Market participants are braced for the US market open, following news that Nomura Bank is set for significant losses due Archegos Capital blowing up last Friday, after the company incurred significant trading losses.
Risk-off trading sentiment could hurt US stocks at the early part of this week, at a time when the market is finally balanced going into the end of the month, and more importantly, the end of the fiscal quarter.
The DJIA has been the star performer out the leading US indices over recent months, however, a substantial amount of negative MACD price divergence is also warning that the index could reverse all the way back to 28,600.
Goldman Sachs has been out a note to investors at the start of the week noting that “there is a vulnerability to stocks right now”. The investment bank also remarked that “the bond sell-off has driven indigestion for risky assets and growth might disappoint, due to lockdowns such as those in Europe”.

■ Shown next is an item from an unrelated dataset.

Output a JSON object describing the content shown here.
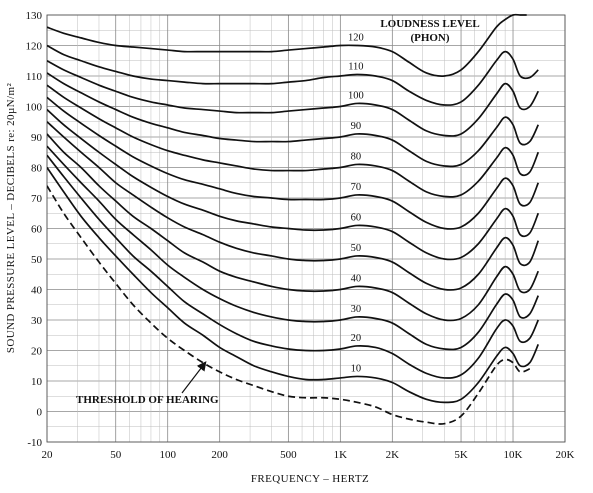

Key risk events for the Dow Jones Industrial Average this week include the release of the ISM manufacturing report, the Non-farm Payrolls jobs report, and a key speech on infrastructure spending from Joe Bide.
Potentially, the infrastructure speech from the Biden administration could be the make-or-break moment for the index, as market participants are expecting the US President to announce a massive $3 trillion spending bill.

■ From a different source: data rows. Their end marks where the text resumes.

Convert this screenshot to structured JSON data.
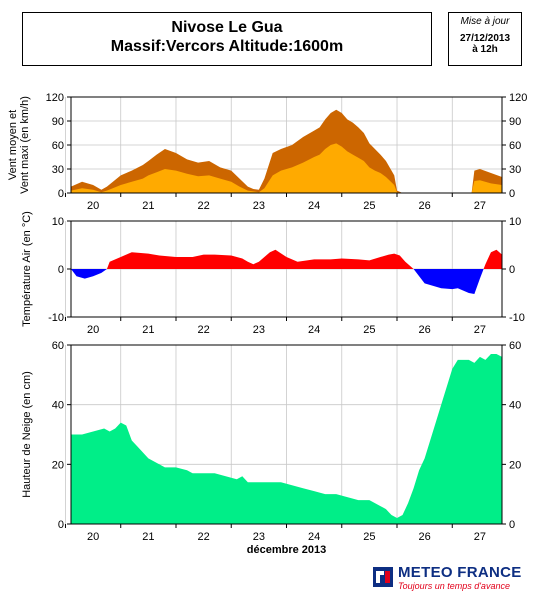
{
  "header": {
    "title": "Nivose Le Gua",
    "subtitle": "Massif:Vercors Altitude:1600m",
    "issue_label": "Mise à jour",
    "issue_date": "27/12/2013",
    "issue_time": "à 12h"
  },
  "brand": {
    "name": "METEO FRANCE",
    "tagline": "Toujours un temps d'avance",
    "name_color": "#0d2e82",
    "tagline_color": "#e2001a",
    "logo_icon": "meteo-france-logo-icon"
  },
  "chart_data": [
    {
      "type": "area",
      "ylabel": "Vent moyen et Vent maxi (en km/h)",
      "ylim": [
        0,
        120
      ],
      "yticks": [
        0,
        30,
        60,
        90,
        120
      ],
      "x_start": 19.6,
      "x_end": 27.4,
      "xticks": [
        20,
        21,
        22,
        23,
        24,
        25,
        26,
        27
      ],
      "grid": true,
      "colors": {
        "maxi": "#cc6600",
        "moyen": "#ffaa00"
      },
      "series": [
        {
          "key": "maxi",
          "x": [
            19.6,
            19.8,
            20.0,
            20.15,
            20.25,
            20.5,
            20.7,
            20.9,
            21.0,
            21.15,
            21.3,
            21.5,
            21.7,
            21.9,
            22.1,
            22.3,
            22.5,
            22.65,
            22.8,
            22.9,
            23.0,
            23.1,
            23.25,
            23.4,
            23.6,
            23.8,
            24.0,
            24.1,
            24.2,
            24.3,
            24.4,
            24.5,
            24.6,
            24.7,
            24.8,
            24.9,
            25.0,
            25.1,
            25.2,
            25.3,
            25.45,
            25.5,
            25.6,
            26.0,
            26.5,
            26.85,
            26.9,
            27.0,
            27.2,
            27.4
          ],
          "values": [
            8,
            14,
            10,
            4,
            8,
            22,
            28,
            35,
            40,
            48,
            55,
            50,
            42,
            38,
            40,
            32,
            28,
            18,
            8,
            5,
            4,
            18,
            50,
            55,
            60,
            70,
            78,
            82,
            92,
            100,
            104,
            100,
            92,
            88,
            82,
            75,
            62,
            55,
            48,
            40,
            22,
            3,
            0,
            0,
            0,
            0,
            28,
            30,
            25,
            20
          ]
        },
        {
          "key": "moyen",
          "x": [
            19.6,
            19.8,
            20.0,
            20.15,
            20.25,
            20.5,
            20.7,
            20.9,
            21.0,
            21.15,
            21.3,
            21.5,
            21.7,
            21.9,
            22.1,
            22.3,
            22.5,
            22.65,
            22.8,
            22.9,
            23.0,
            23.1,
            23.25,
            23.4,
            23.6,
            23.8,
            24.0,
            24.1,
            24.2,
            24.3,
            24.4,
            24.5,
            24.6,
            24.7,
            24.8,
            24.9,
            25.0,
            25.1,
            25.2,
            25.3,
            25.45,
            25.5,
            25.6,
            26.0,
            26.5,
            26.85,
            26.9,
            27.0,
            27.2,
            27.4
          ],
          "values": [
            3,
            6,
            4,
            1,
            3,
            10,
            14,
            18,
            22,
            26,
            30,
            28,
            24,
            21,
            22,
            18,
            14,
            8,
            3,
            2,
            1,
            6,
            22,
            28,
            32,
            38,
            45,
            48,
            55,
            60,
            62,
            58,
            52,
            48,
            44,
            40,
            32,
            28,
            25,
            20,
            10,
            1,
            0,
            0,
            0,
            0,
            15,
            16,
            12,
            10
          ]
        }
      ]
    },
    {
      "type": "area",
      "ylabel": "Température Air (en °C)",
      "ylim": [
        -10,
        10
      ],
      "yticks": [
        -10,
        0,
        10
      ],
      "x_start": 19.6,
      "x_end": 27.4,
      "xticks": [
        20,
        21,
        22,
        23,
        24,
        25,
        26,
        27
      ],
      "grid": true,
      "colors": {
        "positive": "#ff0000",
        "negative": "#0000ff"
      },
      "series": [
        {
          "key": "temperature",
          "x": [
            19.6,
            19.7,
            19.85,
            20.0,
            20.15,
            20.25,
            20.3,
            20.5,
            20.7,
            21.0,
            21.2,
            21.5,
            21.8,
            22.0,
            22.2,
            22.5,
            22.7,
            22.8,
            22.9,
            23.0,
            23.1,
            23.2,
            23.3,
            23.5,
            23.7,
            24.0,
            24.3,
            24.5,
            24.8,
            25.0,
            25.2,
            25.35,
            25.45,
            25.55,
            25.65,
            25.8,
            26.0,
            26.3,
            26.5,
            26.6,
            26.7,
            26.8,
            26.9,
            27.0,
            27.1,
            27.2,
            27.3,
            27.4
          ],
          "values": [
            0,
            -1.5,
            -2.0,
            -1.5,
            -0.8,
            0,
            1.5,
            2.5,
            3.5,
            3.2,
            2.8,
            2.5,
            2.5,
            3.0,
            3.0,
            2.8,
            2.2,
            1.5,
            1.0,
            1.5,
            2.5,
            3.5,
            4.0,
            2.5,
            1.5,
            2.0,
            2.0,
            2.2,
            2.0,
            1.8,
            2.5,
            3.0,
            3.2,
            2.8,
            1.5,
            0,
            -3.0,
            -4.0,
            -4.2,
            -4.0,
            -4.5,
            -5.0,
            -5.2,
            -2.0,
            1.0,
            3.5,
            4.0,
            3.0
          ]
        }
      ]
    },
    {
      "type": "area",
      "ylabel": "Hauteur de Neige (en cm)",
      "xlabel": "décembre 2013",
      "ylim": [
        0,
        60
      ],
      "yticks": [
        0,
        20,
        40,
        60
      ],
      "x_start": 19.6,
      "x_end": 27.4,
      "xticks": [
        20,
        21,
        22,
        23,
        24,
        25,
        26,
        27
      ],
      "grid": true,
      "colors": {
        "snow": "#00ee88"
      },
      "series": [
        {
          "key": "snow",
          "x": [
            19.6,
            19.8,
            20.0,
            20.2,
            20.3,
            20.4,
            20.5,
            20.6,
            20.7,
            20.8,
            20.9,
            21.0,
            21.1,
            21.2,
            21.3,
            21.5,
            21.7,
            21.8,
            22.0,
            22.2,
            22.4,
            22.6,
            22.7,
            22.8,
            22.9,
            23.0,
            23.2,
            23.4,
            23.6,
            23.8,
            24.0,
            24.2,
            24.4,
            24.6,
            24.8,
            25.0,
            25.1,
            25.2,
            25.3,
            25.35,
            25.4,
            25.5,
            25.6,
            25.7,
            25.8,
            25.9,
            26.0,
            26.1,
            26.2,
            26.3,
            26.4,
            26.5,
            26.6,
            26.7,
            26.8,
            26.9,
            27.0,
            27.1,
            27.2,
            27.3,
            27.4
          ],
          "values": [
            30,
            30,
            31,
            32,
            31,
            32,
            34,
            33,
            28,
            26,
            24,
            22,
            21,
            20,
            19,
            19,
            18,
            17,
            17,
            17,
            16,
            15,
            16,
            14,
            14,
            14,
            14,
            14,
            13,
            12,
            11,
            10,
            10,
            9,
            8,
            8,
            7,
            6,
            5,
            4,
            3,
            2,
            3,
            7,
            12,
            18,
            22,
            28,
            34,
            40,
            46,
            52,
            55,
            55,
            55,
            54,
            56,
            55,
            57,
            57,
            56
          ]
        }
      ]
    }
  ]
}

The VIX CBOE Volatility Index is relatively depressed at the moment, after spiking towards the 24 level on Friday. Typically, volatility spikes can catch traders off-guard when they are consolidating around depressed levels. A breakout looks set to take place once the 24 to 16 range is broken.
Sentiment towards the index is turning more negative at the moment. The ActivTrader Market Sentiment tool shows that some 65 percent of traders are currently bearish towards the DJIA, and 35 of traders are bullish towards the index.
The up move in the DJIA is therefore likely to continue why the herd continue to trade against the bullish trend. We probably need to see more traders turning overly bullish before a reversal can happen.
Dow Jones Industrial Average Short-Term Technical Analysis
The four-hour time frame shows large amounts of negative MACD price divergence, which extends down towards the 28,600 level. Traders need to be careful as the bearish divergence is reaching extreme proportions and could be reversed on a significant pullback..
It should be noted that MACD price divergence can take time to unwind, so a bearish fundamental catalyst could be needed to trigger a major down move in the Dow Jones Industrial Average.
Dow Jones Industrial Average Medium-Term Technical Analysis
Looking at the daily time frame, a rising broadening wedge pattern is currently in play between the 33,500 and 29,500 levels. Typically, these types of patterns are bearish reversal patterns, which have a high degree of accuracy.
The 31,500 level is a key area to watch if a pullback from the top of the mentioned wedge pattern. A key rising trendline, which is formed by attaching the March 2020 low to the November 2020-low is found at the 31,500 level.
Overall, watch out for the next major bearish or bullish directional move once the 31,500 to 33,500 price range is broken.